After an hour of debate, the faculty of Felician University adopted the following statement, sponsored by Richard Burnor (Philosophy), James Smith (Counseling Psychology), and myself (Philosophy), as amended by Joshua Bornstein (Education):
In view of today’s social and political unrest and the renewed indications of bias and discrimination that have recently arisen in the United States and around the world, the faculty of Felician University wish to affirm the following:
In keeping with the Franciscan mission and the Christian and humanistic values of this institution, the faculty of Felician University unequivocally stand for the equal and intrinsic moral value of all human beings, regardless of race, religion, culture and ethnic background, country of origin, immigration status, gender identity, sexual orientation, and disability. We furthermore recommit ourselves to fair and unbiased, nondiscriminatory practices in all that we do at this institution and in our own personal behaviors.
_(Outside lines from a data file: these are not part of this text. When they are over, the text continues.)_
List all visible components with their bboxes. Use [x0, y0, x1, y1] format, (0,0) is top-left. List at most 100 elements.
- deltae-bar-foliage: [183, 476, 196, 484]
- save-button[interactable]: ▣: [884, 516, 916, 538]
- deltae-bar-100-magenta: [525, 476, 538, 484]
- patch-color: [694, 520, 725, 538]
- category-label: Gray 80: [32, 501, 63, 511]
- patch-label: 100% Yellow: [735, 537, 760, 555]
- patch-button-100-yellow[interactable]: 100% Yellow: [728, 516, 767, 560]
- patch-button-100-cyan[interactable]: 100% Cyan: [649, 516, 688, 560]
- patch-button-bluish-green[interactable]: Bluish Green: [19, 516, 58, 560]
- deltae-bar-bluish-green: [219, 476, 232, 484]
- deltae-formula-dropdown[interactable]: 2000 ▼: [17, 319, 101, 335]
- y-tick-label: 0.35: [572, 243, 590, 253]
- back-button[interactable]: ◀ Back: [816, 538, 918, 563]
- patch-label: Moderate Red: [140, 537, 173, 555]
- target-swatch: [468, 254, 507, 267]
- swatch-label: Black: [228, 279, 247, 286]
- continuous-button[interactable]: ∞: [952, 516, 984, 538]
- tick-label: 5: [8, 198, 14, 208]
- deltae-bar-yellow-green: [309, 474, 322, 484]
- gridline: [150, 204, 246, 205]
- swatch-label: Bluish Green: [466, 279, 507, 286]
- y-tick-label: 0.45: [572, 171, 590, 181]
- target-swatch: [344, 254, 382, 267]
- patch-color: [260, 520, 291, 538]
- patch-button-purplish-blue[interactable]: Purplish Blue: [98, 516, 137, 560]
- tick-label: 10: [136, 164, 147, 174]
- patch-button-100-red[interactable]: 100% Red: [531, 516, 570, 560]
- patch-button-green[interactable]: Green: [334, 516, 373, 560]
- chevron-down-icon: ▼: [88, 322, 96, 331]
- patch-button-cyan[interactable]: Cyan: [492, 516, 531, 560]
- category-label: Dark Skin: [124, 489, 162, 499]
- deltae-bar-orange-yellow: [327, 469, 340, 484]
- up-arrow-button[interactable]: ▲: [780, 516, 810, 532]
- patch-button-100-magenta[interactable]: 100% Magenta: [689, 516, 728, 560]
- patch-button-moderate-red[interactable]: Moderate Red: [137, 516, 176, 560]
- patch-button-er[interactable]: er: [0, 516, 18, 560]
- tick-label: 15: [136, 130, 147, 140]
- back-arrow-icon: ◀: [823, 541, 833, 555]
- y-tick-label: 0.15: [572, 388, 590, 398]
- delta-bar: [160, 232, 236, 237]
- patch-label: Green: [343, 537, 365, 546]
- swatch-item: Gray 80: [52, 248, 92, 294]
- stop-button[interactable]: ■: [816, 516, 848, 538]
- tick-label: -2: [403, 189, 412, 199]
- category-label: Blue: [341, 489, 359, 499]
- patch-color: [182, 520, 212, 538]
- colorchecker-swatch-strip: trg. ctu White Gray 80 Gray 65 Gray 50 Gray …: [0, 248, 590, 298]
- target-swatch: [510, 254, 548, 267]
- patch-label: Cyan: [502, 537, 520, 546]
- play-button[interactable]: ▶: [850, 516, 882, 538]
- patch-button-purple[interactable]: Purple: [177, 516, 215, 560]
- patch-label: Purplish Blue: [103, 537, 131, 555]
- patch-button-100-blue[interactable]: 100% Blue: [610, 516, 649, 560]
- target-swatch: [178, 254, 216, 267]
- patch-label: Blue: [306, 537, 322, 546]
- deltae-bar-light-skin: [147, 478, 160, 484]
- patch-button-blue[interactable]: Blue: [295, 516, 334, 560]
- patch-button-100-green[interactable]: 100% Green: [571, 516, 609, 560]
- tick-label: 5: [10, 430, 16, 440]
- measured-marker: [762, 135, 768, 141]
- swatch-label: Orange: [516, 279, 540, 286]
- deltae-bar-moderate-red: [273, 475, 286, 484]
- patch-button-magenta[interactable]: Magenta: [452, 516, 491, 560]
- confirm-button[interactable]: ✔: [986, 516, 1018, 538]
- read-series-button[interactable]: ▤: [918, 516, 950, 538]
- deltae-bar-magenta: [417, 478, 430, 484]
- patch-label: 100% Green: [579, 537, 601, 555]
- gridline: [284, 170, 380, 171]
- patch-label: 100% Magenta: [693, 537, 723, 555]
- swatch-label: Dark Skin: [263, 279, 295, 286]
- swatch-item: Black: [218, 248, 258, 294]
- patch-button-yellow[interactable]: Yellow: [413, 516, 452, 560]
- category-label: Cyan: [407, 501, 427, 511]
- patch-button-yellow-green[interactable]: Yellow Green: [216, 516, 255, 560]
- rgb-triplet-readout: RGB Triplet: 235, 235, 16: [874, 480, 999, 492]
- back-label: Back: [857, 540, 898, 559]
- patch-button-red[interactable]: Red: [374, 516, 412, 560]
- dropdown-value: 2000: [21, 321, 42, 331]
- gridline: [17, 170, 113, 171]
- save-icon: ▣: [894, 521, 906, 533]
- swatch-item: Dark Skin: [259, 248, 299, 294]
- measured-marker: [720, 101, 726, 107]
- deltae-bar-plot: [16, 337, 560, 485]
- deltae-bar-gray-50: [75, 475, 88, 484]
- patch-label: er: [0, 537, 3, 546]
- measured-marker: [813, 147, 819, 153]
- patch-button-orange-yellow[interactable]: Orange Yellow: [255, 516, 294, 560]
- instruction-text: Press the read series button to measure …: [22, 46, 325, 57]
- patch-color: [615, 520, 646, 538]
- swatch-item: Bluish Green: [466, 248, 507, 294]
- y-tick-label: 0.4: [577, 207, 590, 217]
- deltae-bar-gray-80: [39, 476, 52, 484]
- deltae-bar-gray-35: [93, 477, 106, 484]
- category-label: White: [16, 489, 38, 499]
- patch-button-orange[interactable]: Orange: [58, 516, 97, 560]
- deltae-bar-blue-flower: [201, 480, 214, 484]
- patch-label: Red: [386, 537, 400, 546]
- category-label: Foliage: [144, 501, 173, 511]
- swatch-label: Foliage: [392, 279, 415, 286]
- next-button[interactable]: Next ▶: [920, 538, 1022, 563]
To any who today feel themselves to be more vulnerable and less respected or cared for, we stand with and for you.
May God graciously bless and protect all peoples in this New Year.
The vote was 46 in favor, 19 opposed. It was touch and go there for awhile.
Academic politics, folks. Who says the stakes are low?
Postscript, Jan. 31, 2017: After about 40 minutes of discussion, my Phil 250B section (ethics) voted the resolution down. The vote was 6 in favor and 10 against, with 5 abstentions (and 7 students absent). The general consensus of those against was that the resolution was pointless, vacuous, wordy, and intended as a kind of PR stunt to ease tensions after a tense fall semester. The consensus of those in favor was that it was better than nothing. My response: the critics have a point, but they’re overly cynical, and have unrealistically high expectations of what can be achieved through politics (counting passage of the resolution as a form of politics).
Postscript, February 8, 2017: After about an hour of discussion, my Phil 100PCN section (Critical Thinking for a cohort of nursing students) voted the resolution down. The vote was 0 in favor and 13 against (0 students absent). I’m a little puzzled by the result, because the discussion seemed to indicate sympathy for the statement, but the vote was unanimously against it. Though some were inclined to regard the statement as a mere PR stunt, I argued against that. Still, the cynicism expressed for the university was so intense that students were inclined to downgrade the significance of the statement even if they agreed with the sentiments behind it.
Postscript, February 13, 2017: After an hour of discussion, my Phil100B section (Critical Thinking) voted the resolution down. The vote was 10 in favor and 11 against, with 2 abstentions (7 students absent).
Postscript, February 14, 2017: After about 30 minutes of discussion, my PSCI 303 section (International Relations) voted the resolution down. The vote was 3 in favor, 4 against, with 1 abstention (4 students absent).